Roger Federer nasce l’8 agosto 1981 a Basilea. A sei anni inizia a giocare a tennis, a sedici debutta nel circuito ATP. A 22 vince il primo Slam, a 23 conquista per la prima volta la vetta della classifica mondiale. A 36 mette il sigillo sul ventesimo e ultimo Major, a 41 arriva il ritiro ufficiale. Nel giorno del suo compleanno, a 45 anni, Roger Federer non ha più bisogno di una racchetta per lasciare il segno. Per lui, oggi come sempre, a partire dai saluti di quel necessario ma sofferto 24 settembre 2022, parlano l’eleganza e la classe con cui, per oltre vent’anni, ha saputo trascendere la dimensione del campo, conquistando il cuore delle persone prima ancora che quello degli appassionati.

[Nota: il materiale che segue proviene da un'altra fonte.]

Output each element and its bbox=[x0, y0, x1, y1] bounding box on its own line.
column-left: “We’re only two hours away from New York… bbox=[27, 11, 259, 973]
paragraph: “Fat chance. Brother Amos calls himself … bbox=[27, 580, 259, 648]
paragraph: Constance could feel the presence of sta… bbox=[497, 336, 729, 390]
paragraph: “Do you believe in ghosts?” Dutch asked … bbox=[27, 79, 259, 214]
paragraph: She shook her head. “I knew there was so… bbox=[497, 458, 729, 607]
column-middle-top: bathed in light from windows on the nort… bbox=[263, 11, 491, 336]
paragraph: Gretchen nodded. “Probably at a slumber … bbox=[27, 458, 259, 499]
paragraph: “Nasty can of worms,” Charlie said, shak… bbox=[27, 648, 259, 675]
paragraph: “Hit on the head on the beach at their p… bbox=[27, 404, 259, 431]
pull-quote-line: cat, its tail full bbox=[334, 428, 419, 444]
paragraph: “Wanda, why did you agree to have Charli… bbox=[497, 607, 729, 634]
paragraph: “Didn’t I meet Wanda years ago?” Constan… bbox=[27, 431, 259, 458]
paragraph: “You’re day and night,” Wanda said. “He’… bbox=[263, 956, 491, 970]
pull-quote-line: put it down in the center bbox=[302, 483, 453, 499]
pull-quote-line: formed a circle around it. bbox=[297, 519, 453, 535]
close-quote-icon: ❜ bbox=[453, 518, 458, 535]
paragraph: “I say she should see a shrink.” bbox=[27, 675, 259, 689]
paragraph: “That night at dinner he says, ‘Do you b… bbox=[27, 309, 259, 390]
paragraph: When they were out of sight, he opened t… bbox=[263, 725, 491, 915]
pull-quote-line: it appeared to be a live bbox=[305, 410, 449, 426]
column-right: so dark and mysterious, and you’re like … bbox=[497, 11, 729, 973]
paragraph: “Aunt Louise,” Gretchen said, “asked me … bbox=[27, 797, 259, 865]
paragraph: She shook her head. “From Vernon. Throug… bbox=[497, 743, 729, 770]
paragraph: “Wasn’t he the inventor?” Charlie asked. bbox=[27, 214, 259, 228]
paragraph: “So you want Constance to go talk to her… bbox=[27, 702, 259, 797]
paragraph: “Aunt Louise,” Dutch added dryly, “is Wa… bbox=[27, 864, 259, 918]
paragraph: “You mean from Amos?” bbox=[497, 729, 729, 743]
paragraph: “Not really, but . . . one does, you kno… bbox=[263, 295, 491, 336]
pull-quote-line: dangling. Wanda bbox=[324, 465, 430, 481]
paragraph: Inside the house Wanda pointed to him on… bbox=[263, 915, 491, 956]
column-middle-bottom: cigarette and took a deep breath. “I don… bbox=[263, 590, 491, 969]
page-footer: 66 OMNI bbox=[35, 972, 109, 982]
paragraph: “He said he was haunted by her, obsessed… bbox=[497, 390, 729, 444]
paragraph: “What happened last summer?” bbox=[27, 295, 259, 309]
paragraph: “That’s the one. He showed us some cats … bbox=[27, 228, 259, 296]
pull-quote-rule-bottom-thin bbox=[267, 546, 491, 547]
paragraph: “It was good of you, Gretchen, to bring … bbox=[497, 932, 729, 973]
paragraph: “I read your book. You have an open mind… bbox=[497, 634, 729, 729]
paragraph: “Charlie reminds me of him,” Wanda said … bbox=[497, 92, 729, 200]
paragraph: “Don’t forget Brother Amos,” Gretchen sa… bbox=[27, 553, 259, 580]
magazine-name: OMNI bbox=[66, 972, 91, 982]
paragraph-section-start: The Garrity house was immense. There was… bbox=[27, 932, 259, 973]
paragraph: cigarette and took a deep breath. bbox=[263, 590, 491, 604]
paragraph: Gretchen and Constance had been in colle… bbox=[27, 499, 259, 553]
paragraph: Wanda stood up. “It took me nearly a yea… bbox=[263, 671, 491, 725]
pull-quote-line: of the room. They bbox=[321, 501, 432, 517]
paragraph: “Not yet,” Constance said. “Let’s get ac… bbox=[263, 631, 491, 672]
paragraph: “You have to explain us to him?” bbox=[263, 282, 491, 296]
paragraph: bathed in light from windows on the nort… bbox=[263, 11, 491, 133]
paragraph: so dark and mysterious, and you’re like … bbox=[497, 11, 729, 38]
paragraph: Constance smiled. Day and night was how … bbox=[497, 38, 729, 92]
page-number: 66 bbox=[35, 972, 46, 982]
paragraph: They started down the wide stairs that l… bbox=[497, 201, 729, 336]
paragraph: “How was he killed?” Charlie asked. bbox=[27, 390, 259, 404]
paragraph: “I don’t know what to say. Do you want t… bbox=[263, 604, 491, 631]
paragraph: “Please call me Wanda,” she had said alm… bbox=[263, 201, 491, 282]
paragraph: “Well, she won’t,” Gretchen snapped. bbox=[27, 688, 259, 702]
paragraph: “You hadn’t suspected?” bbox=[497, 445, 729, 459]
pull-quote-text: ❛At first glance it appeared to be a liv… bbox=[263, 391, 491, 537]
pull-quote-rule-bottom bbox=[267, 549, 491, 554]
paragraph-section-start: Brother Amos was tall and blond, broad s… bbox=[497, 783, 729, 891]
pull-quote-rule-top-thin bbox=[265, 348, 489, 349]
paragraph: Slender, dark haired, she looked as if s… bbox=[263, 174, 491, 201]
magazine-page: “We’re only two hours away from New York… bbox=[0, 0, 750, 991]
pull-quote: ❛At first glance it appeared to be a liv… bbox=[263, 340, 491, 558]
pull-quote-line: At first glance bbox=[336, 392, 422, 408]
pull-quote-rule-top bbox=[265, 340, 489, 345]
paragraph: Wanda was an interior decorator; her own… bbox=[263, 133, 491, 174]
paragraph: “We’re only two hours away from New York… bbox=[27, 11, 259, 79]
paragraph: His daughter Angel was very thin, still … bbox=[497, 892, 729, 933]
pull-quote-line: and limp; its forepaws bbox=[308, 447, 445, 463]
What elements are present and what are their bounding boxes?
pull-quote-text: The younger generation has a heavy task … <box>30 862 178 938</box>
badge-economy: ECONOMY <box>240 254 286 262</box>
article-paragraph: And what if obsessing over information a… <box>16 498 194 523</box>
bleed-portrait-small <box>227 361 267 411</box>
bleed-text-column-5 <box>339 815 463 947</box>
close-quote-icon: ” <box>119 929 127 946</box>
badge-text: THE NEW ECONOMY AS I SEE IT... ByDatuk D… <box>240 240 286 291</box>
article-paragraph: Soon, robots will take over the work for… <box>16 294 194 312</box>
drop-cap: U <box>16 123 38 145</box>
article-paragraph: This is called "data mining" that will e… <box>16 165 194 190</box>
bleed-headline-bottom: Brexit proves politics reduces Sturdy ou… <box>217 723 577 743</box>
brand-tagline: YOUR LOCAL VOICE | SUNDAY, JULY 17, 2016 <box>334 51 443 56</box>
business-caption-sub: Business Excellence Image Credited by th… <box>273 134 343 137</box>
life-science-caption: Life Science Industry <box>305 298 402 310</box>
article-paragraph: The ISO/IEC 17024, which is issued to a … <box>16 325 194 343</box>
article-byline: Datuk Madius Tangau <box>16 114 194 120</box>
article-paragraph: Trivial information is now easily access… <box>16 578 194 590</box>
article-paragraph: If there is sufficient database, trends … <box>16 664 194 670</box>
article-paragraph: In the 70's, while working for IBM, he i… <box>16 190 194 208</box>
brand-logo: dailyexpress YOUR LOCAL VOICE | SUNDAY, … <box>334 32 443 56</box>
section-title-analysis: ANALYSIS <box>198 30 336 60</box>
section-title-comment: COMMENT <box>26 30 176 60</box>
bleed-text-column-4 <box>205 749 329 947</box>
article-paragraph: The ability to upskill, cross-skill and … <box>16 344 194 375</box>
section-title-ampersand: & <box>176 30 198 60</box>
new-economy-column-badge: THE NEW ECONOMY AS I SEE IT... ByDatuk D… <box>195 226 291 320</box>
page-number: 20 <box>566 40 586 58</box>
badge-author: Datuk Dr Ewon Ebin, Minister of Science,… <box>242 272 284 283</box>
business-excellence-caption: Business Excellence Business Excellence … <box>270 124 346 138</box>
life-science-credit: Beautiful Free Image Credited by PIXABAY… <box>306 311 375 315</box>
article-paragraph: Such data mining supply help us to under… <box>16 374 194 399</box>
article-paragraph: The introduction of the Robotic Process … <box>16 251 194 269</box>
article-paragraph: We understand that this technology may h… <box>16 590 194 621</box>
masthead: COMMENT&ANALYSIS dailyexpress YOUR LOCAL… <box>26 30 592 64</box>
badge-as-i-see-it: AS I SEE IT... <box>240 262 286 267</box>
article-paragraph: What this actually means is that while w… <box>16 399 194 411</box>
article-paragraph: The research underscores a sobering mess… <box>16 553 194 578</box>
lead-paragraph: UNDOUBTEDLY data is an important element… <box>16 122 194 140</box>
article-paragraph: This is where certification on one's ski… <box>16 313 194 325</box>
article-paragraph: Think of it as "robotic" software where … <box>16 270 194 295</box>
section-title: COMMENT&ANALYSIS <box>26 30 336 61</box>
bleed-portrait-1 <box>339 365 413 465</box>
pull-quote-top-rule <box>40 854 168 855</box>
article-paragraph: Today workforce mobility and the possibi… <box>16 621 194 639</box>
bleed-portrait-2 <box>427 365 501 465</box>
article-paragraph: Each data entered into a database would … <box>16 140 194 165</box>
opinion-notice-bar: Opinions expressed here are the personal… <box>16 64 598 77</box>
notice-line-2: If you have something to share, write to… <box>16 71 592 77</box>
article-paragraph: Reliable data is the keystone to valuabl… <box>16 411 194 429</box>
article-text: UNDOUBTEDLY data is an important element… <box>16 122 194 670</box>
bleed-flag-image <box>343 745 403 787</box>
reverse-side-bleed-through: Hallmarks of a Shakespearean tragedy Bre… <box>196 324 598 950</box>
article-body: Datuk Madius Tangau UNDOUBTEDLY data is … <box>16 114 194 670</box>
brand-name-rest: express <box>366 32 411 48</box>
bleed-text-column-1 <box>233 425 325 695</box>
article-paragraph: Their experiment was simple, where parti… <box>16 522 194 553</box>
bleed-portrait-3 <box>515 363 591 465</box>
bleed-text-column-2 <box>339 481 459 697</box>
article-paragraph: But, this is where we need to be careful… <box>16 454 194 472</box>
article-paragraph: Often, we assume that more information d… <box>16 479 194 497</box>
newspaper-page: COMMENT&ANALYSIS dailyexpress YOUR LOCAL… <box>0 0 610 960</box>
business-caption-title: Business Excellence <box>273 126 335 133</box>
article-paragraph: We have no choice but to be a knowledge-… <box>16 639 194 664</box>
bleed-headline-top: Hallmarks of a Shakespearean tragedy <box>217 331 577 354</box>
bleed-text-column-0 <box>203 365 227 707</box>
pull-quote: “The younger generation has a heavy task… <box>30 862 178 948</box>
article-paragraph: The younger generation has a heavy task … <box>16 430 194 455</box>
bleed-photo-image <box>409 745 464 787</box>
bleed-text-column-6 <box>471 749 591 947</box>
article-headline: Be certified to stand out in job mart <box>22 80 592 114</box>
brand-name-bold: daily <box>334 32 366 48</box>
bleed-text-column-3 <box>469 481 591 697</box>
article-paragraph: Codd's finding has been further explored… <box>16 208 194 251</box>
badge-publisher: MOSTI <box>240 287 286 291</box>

Non è un caso che a Roger Federer venga attribuito il titolo di Maestro. Dell’arte del tennis, si intende. Dietro a un termine capitalizzato che indica una conoscenza tale da poter educare gli altri, si nasconde tutta l’essenza del giocatore che è stato. Un fisico, il suo, che non ha avuto nulla da invidiare al corpo maledetto ma instancabile di Rafael Nadal o a quello fabbricato magistralmente di Novak Djokovic. La sua era una corporatura robusta ma strutturata, ideale per non forzare le articolazioni e produrre colpi puliti. Dirompente, ma mai con quell’energia inarrestabile che ha sempre contraddistinto lo spagnolo. Agile, ma mai come l’uomo gomma di Belgrado. Roger Federer rispondeva a passi di danza, con colpi e movimenti disegnati, calcolati e composti, di una grazia mai vista prima, quasi a dover fare scacco matto nel minor numero di mosse possibili.
È così che ci si guadagna, del resto, il riconoscimento viscerale di un pubblico da sempre polarizzato, nel tennis come in ogni altro sport: giocando non necessariamente meglio, ma certamente in maniera autentica ed eccezionale. I venti titoli del Grande Slam parlano chiaro: appena sul terzo gradino del podio alle spalle di Rafa e Nole, rispettivamente a 22 e 24, da molti la doppia cifra dello svizzero viene considerata di pari valore, perché figlio di uno stile sconfinato e, proprio per questo, destinato a lasciare un’eredità impossibile da raccogliere.
Roger Federer è questo, un prototipo di fuoriclasse che oggi non esiste più, del tipo che alla forza preferisce la precisione e alla pura potenza antepone l’effetto ponderato. Che sorride alle variazioni piuttosto che alle maratone da fondo campo, dove la rete sembra essere una comparsa anziché il vero banco di prova del talento. La stessa rete che ne ha viste di strette di mano ma che, ad oggi, sembra non vantare la più importante di tutte: quella con Rafa Nadal nel giorno dei saluti. Non a suggellare la fine di un incontro, ma la fine di un percorso e di un’intera carriera. Non le congratulazioni per una vittoria o i complimenti nonostante una sconfitta, ma la vicinanza di un amico, prima ancora che di un avversario. Quello del maiorchino, il giorno del ritiro della sua nemesi, è un segno scolpito nella memoria collettiva: un fermo immagine che va oltre gli equilibri psico-fisici richiesti dal tennis, lasciandosi andare al sentimentalismo. Il peso della fine di una delle rivalità più belle della storia dello sport, con i due seduti uno accanto all’altro, mano nella mano, in balia di lacrime che raccontavano più di qualsiasi parola il cuore pulsante della storia del Federer tennista.
Era il 24 settembre 2022, a Londra, quando alla Laver Cup il tennis ha smesso per un momento di essere un’esibizione ed è diventato il canto del cigno di una leggenda. Una figura, quella dello svizzero, che ha forgiato intere generazioni e che nel saluto finale, nella morsa dell’emozione, non poteva che riflettere un’ultima volta l’immenso impatto affidato alla storia futura.
Un filo rosso che non chiede solamente di essere mantenuto tra le righe di un campo, ma che chiama a gran voce l’umanità oltre il gioco. È un’immagine, quella di Roger Federer, che ha superato la categorizzazione sportiva e si è plasmata nel sociale, un impegno mai ostentato ma prezioso, dalla Fondazione a sostegno dei bambini svantaggiati al ruolo di UNICEF Ambassador. Forse è proprio oltre la rete che si comprende al meglio la grandezza della sua eredità.
Così, in occasione del quarantacinquesimo compleanno di una leggenda, ne ricordiamo ciò che resta nel tennis e oltre: un artista della racchetta e l’uomo oltre il mito, delle parole misurate, l’impegno sociale e una gentilezza chiara a tutti, capace di farne un campione amato anche da chi, il tennis, non lo ha mai seguito.